The year was 1966 and Chuck was 38 years old.  The Costa Mesa church had 25 congregants and they were experiencing division.  In fact, the week after Chuck’s first sermon, about half the church members did not return.  However, the Lord had plans for this core group of people.
 
Within weeks, the attendance at the church started growing as Chuck faithfully taught the Word, in depth and verse by verse.  Soon, there was a surplus of funds and the church put Chuck’s sermons on the radio.

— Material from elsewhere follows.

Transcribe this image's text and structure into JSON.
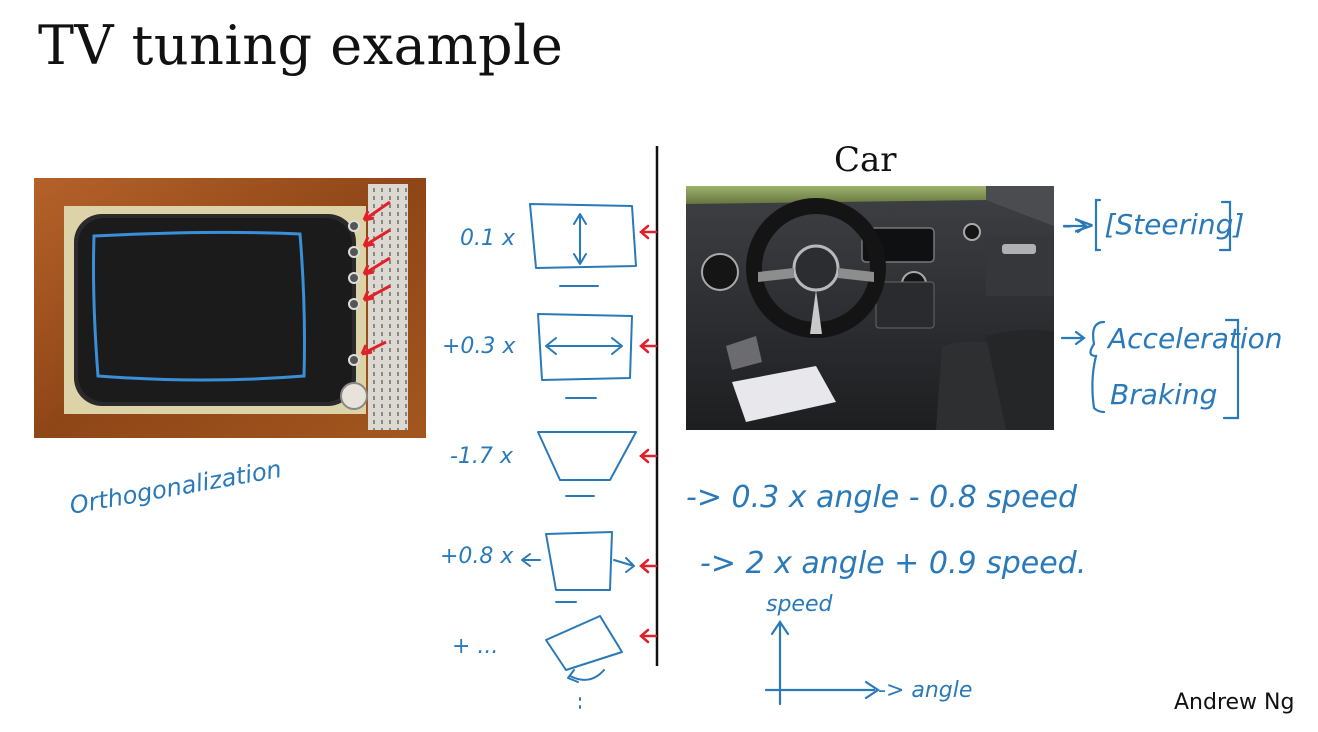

The church was crowded and there was no room to expand, so the board started looking for property with room for a larger church.
 
In 1967, Chuck and Kay started noticing the cultural changes occurring in their area.  With three teenagers, Kay especially yearned over the many young people they were seeing on the streets of Huntington Beach, Laguna Beach, and their hometown of Newport Beach.  The hippies seemed to be living on the streets, constantly high on drugs, and living with no stability or purpose.  They often looked disheveled and hungry.  Kay wanted to understand why they chose this life.
 
Their eldest started dating a boy named John whom she met at the local Christian college.  He shared with Chuck and Kay that he had been a hippie himself but that the Lord had done a miracle for him and he had left the lifestyle.  However, he loved and understood the hippies and often gave them rides when they were hitchhiking.  He used the time in his car to witness to them.  Kay asked John to bring a hippie to the house so she could talk to them.
 
John picked up a hippie named Lonnie.  As they each started witnessing to each other, Lonnie told John he hitchhiked just to witness to people who gave him a ride.  John decided this was the hippie to take to meet Chuck and Kay.  Soon Lonnie and his wife moved into Chuck and Kay’s house. 
 
At this time, the church saw huge growth as Lonnie was given a van and started bringing kids to church straight off the streets.  They would listen to the sermon, accept the Lord, get off drugs, and needed a place to live the Christian life.  Chuck asked the church to help the young converts and the church responded by providing houses, with elders to oversee them, where they could live, worship, and study the Word in a safe, pure setting.
 
As the parents of the hippies saw the transformation of their children’s lives, they visited the church services to try to understand what was happening.  Many of them also accepted the Lord and began to live for Him.  The church grew and grew and had to build a larger church to make room for the newcomers as well as the now amazed core group of believers who had originally invited Pastor Chuck to be their new pastor. 
 
There was great joy in the church as the hippies grew in the Lord, married, started families, and went to work. Many went back to their hometowns and started churches there.  Others went back to school or universities,  others started Christian musical groups, and many others moved home to their once fractured, now healed, families. 
 
Over the years, the church started ministries and outreaches to the community and to the world. There were schools and Bible colleges established both here in the States and abroad.  Radio programs, television programs, films,  internet ministries and over 1500 churches were established with the goal of reaching lost people who needed the Lord and then feeding them spiritual food.
 
Pastor Chuck continued to faithfully preach and teach three services on Sunday mornings, another service on Sunday evening, and a week night study until just a few days before his death at age 86 in 2013.  Many of the young people who accepted the Lord back in the hippie days are still walking with the Lord.  They comment on social media about how much they miss “Papa Chuck” and look forward to seeing him in Heaven.  Young people who have just discovered his teaching comment that they appreciate his ability to make the Bible clear and how they have grown in their faith as they have put into practice what they have learned.
 
Throughout his ministry, Pastor Chuck always pointed people back to God.  He knew that the church was the Lord’s work and he never accepted the credit for what the Lord had done.  The early years of failure, testing, trials, and discouragement were proof to Pastor Chuck that it was “Not by might, nor by power, but by My Spirit” that the Lord built His church.  All praise and glory belongs to the Lord, now and forever.